Mais recentemente, a proposta para uma unidade habitacional promovida pelo município de Barcelona, para o bairro de Sant Feliu de Llobregat, do atelier MAIO, recupera tanto os princípios imagéticos das obras de Christo & Jeanne-Claude quanto as questões de conforto da Curtain Wall House.
Nomeado ao Prémio Mies van der Rohe em 2024, o projeto Habitacional em Sant Feliu de Llobregat, em Barcelona, do atelier MAIO, procura, através de soluções económicas, responder às políticas de habitação promovidas pela cidade para combater a escassez habitacional. Envoltas em cortinas exteriores, as fachadas ganham uma expressão de movimento, contribuindo simultaneamente para o conforto térmico das habitações. Imagem © José Hevia
A aplicação de cortinas ao longo de toda a fachada exterior da unidade habitacional é uma resposta direta à condição de construção a custos controlados, como é habitual em projetos deste tipo. Com baixa manutenção e longa vida útil, as cortinas permitem, de forma económica, tornar o edifício mais eficiente do ponto de vista térmico.

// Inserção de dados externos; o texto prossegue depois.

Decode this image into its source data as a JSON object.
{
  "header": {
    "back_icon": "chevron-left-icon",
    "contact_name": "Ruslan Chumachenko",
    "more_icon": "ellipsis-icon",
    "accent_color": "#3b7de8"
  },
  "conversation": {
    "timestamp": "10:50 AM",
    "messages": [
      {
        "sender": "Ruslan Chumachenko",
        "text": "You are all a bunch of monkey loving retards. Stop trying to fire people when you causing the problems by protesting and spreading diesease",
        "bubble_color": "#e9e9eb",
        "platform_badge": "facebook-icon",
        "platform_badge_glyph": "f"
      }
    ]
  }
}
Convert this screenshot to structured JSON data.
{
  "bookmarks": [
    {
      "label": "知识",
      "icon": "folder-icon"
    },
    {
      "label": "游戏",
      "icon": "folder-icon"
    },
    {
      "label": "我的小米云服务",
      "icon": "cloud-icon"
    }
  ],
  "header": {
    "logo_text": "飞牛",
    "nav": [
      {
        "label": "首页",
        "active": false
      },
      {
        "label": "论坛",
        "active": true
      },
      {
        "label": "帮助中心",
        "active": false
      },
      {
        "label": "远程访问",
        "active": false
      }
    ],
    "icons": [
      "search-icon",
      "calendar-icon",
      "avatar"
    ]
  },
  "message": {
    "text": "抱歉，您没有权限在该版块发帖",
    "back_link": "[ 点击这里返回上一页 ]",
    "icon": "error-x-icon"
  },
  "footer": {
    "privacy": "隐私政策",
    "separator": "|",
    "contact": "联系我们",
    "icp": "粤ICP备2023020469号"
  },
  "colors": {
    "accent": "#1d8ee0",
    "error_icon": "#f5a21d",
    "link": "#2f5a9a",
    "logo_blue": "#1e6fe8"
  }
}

Aliadas à fachada em tijolo de terracota e a outras soluções passivas, como a existência de um pátio interior que arrefece o conjunto durante os meses de maior calor, as cortinas permitiram que os custos de construção e a manutenção associada à sua eficiência energética ficassem abaixo do custo médio nacional.
A aplicação das cortinas na fachada permitiu ainda que as varandas fossem integradas como parte de cada habitação, apresentando-se como espaços ambíguos entre o interior e o exterior, premissa que também é aplicada no percurso semi-público do piso térreo, de planta serpenteante.
A permeabilidade, eloquente na solução das fachadas em cortina, guia as múltiplas dimensões do conjunto, em particular as de cariz mais público. O piso térreo segue a forma e a linguagem do espaço urbano para maior integração entre os dois, mantendo-se um percurso, ondulante, em calçada dura para facilitar a acessibilidade e manutenção do espaço urbano. O piso do telhado é transitável para uso comunitário. Imagem © José Hevia
Com cinco pisos e 40 unidades habitacionais, o projeto prioriza a conectividade urbana, a equidade social e a sustentabilidade, ao mesmo tempo que mantém uma identidade visual distintiva, nomeadamente através das cortinas que lhe conferem, em certos momentos, uma sensação de edifício veleiro, com os tecidos brancos içados ao vento.